Freitag, 29.10.2010 | Autor: mb

Schlechte Noten für Baubeschreibungen

News: Eine aktuelle Analyse im Auftrag des Bauherrenschutzbundes offenbart großen Verbesserungsbedarf bei Bau- und Leistungsbeschreibungen. Die Verbraucherschützer sehen nach wie vor hohe Risiken für private Bauherren und bekräftigen ihre Forderung nach gesetzlichen Mindeststandards.

Nach Ansicht des Bauherren-Schutzbund e.V. gehen Verbraucher beim Bau ihres Hauses immer noch ein hohes Risiko ein. Grund sind mangelhafte Bau- und Leistungsbeschreibungen, wie der Verband in einer Pressemitteilung erläutert. Sie seien nicht konkret, vollständig und konkret genug, um Risiken für private Bauherren auszuschließen. Das ist das Ergebnis einer aktuellen Analyse von Bau- und Leistungsbeschreibungen unterschiedlicher Hausanbieter, die im Auftrag des Bauherren-Schutzbund e.V. durchgeführt wurde. Als Maßstab für die Untersuchung wurden die vom Bundesministerium für Verkehr, Bau und Stadtentwicklung veröffentlichten "Mindestanforderungen an Bau- und Leistungsbeschreibungen für Ein- und Zweifamilienhäuser" zugrunde gelegt.

Mängel in Bau- und Leistungsbeschreibungen

Insgesamt kamen die untersuchten Bau- und Leistungsbeschreibungen in der Bewertung schlecht weg. Bei knapp der Hälfte aller Fälle fehlten demnach wesentliche Angaben, waren Leistungen unvollständig oder nicht eindeutig beschrieben. Bei 70 Prozent fehlten Aussagen zur Ausführungsplanung und bei 98 Prozent zur Fachplanung Haustechnik. Laut Bauherren-Schutzbund sind die Defizite bei der Beschreibung der Leistungen nicht auf einzelne Gewerke beschränkt, sondern durchgehend feststellbar.

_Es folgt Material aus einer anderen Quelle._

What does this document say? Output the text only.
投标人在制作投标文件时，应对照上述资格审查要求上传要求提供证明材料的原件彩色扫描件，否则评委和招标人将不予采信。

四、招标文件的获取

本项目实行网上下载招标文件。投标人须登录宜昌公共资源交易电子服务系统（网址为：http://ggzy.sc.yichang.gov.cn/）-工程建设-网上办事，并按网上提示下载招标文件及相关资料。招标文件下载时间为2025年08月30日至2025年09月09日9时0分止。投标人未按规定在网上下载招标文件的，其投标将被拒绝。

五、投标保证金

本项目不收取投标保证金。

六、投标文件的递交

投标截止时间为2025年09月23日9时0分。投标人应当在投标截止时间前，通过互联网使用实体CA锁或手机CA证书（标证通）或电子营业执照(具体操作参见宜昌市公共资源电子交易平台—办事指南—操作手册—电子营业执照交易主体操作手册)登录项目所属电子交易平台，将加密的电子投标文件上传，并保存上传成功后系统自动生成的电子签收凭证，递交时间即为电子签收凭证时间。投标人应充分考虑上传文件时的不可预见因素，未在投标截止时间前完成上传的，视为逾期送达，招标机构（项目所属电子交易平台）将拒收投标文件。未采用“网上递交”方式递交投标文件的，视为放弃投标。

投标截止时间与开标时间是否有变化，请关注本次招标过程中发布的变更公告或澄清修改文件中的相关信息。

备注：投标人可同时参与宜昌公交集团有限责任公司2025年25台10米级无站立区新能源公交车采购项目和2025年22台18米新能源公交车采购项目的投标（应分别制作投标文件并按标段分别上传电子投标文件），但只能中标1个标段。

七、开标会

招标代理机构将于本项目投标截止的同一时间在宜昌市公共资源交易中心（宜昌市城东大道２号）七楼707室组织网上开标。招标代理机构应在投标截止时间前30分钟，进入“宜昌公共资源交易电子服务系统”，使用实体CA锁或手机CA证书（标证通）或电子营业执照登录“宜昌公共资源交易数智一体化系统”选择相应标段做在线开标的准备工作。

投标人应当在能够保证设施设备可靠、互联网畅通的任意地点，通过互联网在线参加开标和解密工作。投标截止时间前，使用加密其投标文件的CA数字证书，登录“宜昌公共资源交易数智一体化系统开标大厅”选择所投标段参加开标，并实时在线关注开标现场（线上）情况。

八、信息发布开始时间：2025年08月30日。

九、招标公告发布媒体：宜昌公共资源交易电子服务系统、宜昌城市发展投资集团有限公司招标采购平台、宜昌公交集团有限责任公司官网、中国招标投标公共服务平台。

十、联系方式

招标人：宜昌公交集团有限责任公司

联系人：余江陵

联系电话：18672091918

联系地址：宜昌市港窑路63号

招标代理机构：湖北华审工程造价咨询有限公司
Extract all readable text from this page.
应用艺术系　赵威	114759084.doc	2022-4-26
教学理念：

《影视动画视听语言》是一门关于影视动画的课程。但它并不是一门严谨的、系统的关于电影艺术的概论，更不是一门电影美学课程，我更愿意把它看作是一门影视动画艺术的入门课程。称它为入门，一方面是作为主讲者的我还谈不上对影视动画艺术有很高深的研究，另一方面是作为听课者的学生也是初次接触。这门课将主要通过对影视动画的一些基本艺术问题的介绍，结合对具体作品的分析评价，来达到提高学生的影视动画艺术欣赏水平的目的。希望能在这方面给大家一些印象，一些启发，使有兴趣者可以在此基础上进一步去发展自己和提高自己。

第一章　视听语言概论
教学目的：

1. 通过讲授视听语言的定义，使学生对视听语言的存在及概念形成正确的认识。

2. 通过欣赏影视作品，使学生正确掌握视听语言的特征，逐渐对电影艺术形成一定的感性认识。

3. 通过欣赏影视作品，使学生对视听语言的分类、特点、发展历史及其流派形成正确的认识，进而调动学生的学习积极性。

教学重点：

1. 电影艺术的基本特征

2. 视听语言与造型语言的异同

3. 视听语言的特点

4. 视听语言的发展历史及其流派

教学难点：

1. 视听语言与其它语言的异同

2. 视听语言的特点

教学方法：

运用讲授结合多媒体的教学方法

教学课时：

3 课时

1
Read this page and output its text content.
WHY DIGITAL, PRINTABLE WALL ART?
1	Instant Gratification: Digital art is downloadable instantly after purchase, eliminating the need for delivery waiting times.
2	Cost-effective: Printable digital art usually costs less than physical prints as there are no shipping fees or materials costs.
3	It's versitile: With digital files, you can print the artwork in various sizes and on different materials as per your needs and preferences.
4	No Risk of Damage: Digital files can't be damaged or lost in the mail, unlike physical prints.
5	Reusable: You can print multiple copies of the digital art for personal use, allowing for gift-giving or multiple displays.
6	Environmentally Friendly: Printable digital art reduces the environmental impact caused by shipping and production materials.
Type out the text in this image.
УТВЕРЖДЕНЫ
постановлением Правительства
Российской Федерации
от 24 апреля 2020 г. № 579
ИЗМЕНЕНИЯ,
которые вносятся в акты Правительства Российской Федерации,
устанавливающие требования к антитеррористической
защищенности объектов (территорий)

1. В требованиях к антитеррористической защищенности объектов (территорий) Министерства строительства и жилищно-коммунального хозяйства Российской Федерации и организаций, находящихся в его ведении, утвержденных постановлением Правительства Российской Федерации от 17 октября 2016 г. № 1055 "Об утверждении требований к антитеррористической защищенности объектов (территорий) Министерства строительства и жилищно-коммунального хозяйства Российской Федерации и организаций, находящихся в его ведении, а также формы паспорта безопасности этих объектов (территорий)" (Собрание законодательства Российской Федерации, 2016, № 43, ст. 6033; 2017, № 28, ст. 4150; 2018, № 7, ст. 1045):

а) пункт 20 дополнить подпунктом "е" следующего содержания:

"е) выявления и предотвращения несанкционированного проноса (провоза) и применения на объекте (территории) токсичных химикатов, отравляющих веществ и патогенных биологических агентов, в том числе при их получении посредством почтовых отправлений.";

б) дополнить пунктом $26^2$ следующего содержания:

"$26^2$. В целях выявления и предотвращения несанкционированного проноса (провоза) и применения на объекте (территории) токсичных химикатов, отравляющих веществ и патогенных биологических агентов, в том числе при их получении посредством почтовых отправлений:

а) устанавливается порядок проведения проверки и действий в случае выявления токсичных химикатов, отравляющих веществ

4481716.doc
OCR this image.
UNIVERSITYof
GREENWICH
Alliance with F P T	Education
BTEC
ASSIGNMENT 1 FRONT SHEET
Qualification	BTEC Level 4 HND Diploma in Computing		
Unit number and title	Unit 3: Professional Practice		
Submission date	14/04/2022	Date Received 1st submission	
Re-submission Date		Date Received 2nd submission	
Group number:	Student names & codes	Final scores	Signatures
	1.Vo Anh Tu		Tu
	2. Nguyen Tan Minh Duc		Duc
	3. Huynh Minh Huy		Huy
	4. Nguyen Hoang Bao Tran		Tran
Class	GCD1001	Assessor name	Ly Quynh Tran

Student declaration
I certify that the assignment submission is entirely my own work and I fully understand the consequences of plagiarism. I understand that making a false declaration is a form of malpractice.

Fehlende Transparenz für Bauherren

Häufig sei vertraglich nicht klar geregelt, welches Material und Zubehör verwendet wird und welche Qualitätsparameter die Bauteile haben. Das, so folgert die Studie, führe zwar nicht unbedingt zu Mängeln, doch sei die Vergleichbarkeit im Hinblick auf Baukosten nicht möglich. "Nachträglich zu beauftragende Leistungen oder Eigenleistungen bergen ein Kostenrisiko, das durch die Leistungsbeschreibung gemäß den Mindestanforderungen auszuschließen wäre", so die Analysten der Studie.

Forderung nach gesetzlichen Pflichten und Mindeststandards

Die Studie folgert, dass die Qualität von Leistungsbeschreibungen sich insgesamt leicht verbessert hat. Der Bauherren-Schutzbund sieht dennoch weiter Risiken für Verbraucher. "Die Vertragswerke sind wegen teilweiser Intransparenz insgesamt kritisch zu bewerten. Im Detail besteht noch enormer Handlungsbedarf. Weitere Verbesserungen sind nötig." Der Verband fordert deshalb eine gesetzliche Verpflichtung des Unternehmers zur Leistungsbeschreibung. Außerdem sollen Mindeststandards für Bau- und Leistungsbeschreibungen gesetzlich festgelegt werden.